В этом первом помещении я провел четыре с половиной года. Здесь я сделал работы «Фонограммы человеческой речи», «Радиоактивные свойства Елтонской грязи» {343} и ещё одну, в которой я определял показатель преломления воды для герцевских десятисантиметровых волн. Длины волн в воде и в воздухе я измерял весьма оригинальным способом, но наступало время, когда делать это надо было незатухающими колебаниями, однако технику получения коротких незатухающих волн ещё не разработали. И хотя, на мой взгляд, я начал получать довольно хорошие результаты, П. Н. Лебедев отнёсся к этой работе как-то прохладно, и, как следствие, я потерял к ней всяческий интерес, а потом началась война. Так работа и осталась незаконченной. Впоследствии какой-то немец методом, похожим на мой, выполнил такую же работу, и я пожалел, что не проявил настойчивости продолжить эту тему.
343
Работы названы неточно; надо: «Фонограммы гласных человеческой речи» (ИИНУ. 1916. Т. 7. Вып. I. С. 115–126); «Радиоактивные свойства эльтонской лечебной грязи» (там же. 1913. Т. 4. Вып. 3. С. 156–161).
Узнав, что я получил кафедру в открываемом Саратовском университете, профессор Соколов всячески надо мной издевался и говорил, что мне придётся читать лекции, как некогда читал курс физики один профессор, – никаких лекционных экспериментов и никакого лекционного оборудования у него не было: в одной руке он держал табакерку, в другой – носовой платок и все объясняемые явления иллюстрировал при помощи этих двух предметов. Однако Соколов был мной посрамлён: я с самого начала показывал множество опытов.
Мои слушатели хорошо относились и к моим лекциям, и ко мне лично, тем более что по возрасту у нас не было большого расхождения {344} . Мне исполнился тогда 31 год, и многие слушатели были моими ровесниками. Они, как и я, интересовались своим университетом, принимали самое активное участие в хлопотах по организации торжества открытия.
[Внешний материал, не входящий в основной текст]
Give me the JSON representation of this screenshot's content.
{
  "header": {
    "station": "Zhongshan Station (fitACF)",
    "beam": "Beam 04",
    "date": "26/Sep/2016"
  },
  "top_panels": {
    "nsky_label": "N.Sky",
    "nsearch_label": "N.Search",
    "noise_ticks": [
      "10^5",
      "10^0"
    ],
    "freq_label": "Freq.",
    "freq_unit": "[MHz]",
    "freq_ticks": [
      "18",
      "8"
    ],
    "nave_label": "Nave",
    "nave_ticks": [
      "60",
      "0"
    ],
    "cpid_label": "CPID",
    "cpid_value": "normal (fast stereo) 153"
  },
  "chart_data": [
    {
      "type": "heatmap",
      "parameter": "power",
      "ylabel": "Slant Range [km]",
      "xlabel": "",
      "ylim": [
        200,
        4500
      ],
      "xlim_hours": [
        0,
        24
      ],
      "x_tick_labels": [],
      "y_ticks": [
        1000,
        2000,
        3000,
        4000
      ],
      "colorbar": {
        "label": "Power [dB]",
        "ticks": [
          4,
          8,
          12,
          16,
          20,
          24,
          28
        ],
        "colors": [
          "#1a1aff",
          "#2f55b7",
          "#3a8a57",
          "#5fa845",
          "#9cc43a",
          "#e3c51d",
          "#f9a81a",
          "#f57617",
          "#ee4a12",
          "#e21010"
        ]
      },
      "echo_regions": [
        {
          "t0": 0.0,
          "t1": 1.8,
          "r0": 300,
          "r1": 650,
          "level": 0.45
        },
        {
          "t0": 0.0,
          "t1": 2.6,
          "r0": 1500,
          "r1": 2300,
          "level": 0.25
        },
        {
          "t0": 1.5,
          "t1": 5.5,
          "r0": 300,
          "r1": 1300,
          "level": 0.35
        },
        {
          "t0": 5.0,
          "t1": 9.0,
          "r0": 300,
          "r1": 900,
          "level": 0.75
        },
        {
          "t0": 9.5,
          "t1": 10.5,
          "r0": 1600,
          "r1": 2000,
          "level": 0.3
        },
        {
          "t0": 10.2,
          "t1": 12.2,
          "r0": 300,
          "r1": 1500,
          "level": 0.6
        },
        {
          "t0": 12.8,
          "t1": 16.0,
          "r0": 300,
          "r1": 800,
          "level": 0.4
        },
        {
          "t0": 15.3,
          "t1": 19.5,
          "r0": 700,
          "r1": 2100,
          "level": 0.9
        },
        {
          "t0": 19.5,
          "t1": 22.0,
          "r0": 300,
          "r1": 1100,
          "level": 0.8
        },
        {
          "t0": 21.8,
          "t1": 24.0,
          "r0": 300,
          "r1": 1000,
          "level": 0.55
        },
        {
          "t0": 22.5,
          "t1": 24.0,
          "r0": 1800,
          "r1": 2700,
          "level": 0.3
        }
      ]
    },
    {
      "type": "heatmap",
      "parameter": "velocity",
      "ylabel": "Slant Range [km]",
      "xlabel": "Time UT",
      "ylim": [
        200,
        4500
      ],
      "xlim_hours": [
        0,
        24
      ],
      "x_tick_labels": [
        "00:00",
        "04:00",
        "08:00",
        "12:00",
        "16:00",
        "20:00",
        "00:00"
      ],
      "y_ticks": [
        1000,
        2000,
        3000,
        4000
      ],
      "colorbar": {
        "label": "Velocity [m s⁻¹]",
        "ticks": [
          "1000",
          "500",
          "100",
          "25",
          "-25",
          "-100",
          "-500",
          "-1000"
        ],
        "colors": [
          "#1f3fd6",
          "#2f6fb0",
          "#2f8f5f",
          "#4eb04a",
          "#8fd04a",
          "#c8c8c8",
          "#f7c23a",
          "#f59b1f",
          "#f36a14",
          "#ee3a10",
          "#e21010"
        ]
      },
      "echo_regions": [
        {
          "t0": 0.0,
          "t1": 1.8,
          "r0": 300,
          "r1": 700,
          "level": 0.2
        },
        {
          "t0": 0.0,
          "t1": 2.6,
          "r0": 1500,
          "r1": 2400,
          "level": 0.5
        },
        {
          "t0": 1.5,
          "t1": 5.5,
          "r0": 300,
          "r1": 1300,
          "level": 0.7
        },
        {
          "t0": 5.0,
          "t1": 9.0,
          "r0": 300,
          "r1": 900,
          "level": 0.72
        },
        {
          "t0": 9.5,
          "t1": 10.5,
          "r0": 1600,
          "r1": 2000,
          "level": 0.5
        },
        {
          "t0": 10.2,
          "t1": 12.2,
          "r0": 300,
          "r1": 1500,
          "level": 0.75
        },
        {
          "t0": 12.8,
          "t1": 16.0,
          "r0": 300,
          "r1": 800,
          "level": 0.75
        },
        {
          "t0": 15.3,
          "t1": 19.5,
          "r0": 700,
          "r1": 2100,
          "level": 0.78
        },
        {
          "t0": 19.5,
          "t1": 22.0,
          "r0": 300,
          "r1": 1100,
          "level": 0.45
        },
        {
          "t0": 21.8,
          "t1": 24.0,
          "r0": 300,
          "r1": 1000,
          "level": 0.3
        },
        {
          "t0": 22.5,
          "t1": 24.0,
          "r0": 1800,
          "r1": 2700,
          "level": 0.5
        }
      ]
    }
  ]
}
Рассылали приглашения. Город подготавливали к иллюминации. Шили множество трёхцветных флагов. Для украшения здания университета я велел сшить два громадных флага длиной в два этажа. Они очень украсили здание, свешиваясь на флагштоках с его крыши. Мне предстояло в Москве подыскать, люстры и бра для освещения актового зала и аудитории к торжествам. Я выбрал красивую бронзовую арматуру, хотя и не совсем подходившую по стилю к строгим университетским требованиям, но лучше не нашёл.
344
Впечатления В. Д. Зёрнова от прочитанных им в первые годы работы в Саратовском университете лекций и об отношении к нему слушателей особенно ярко отражены в его письмах к жене от 7 и 12 июня 1912 года (см. Письма профессора В. Д. Зёрнова периода открытия и становления Саратовского университета (1909–1914) / Вступ. статья, коммент. и под. писем к публ. В. А. Соломонова // Изв. вузов «ПНД». Саратов, 1999. Т. 7. № 6. С. 131–133).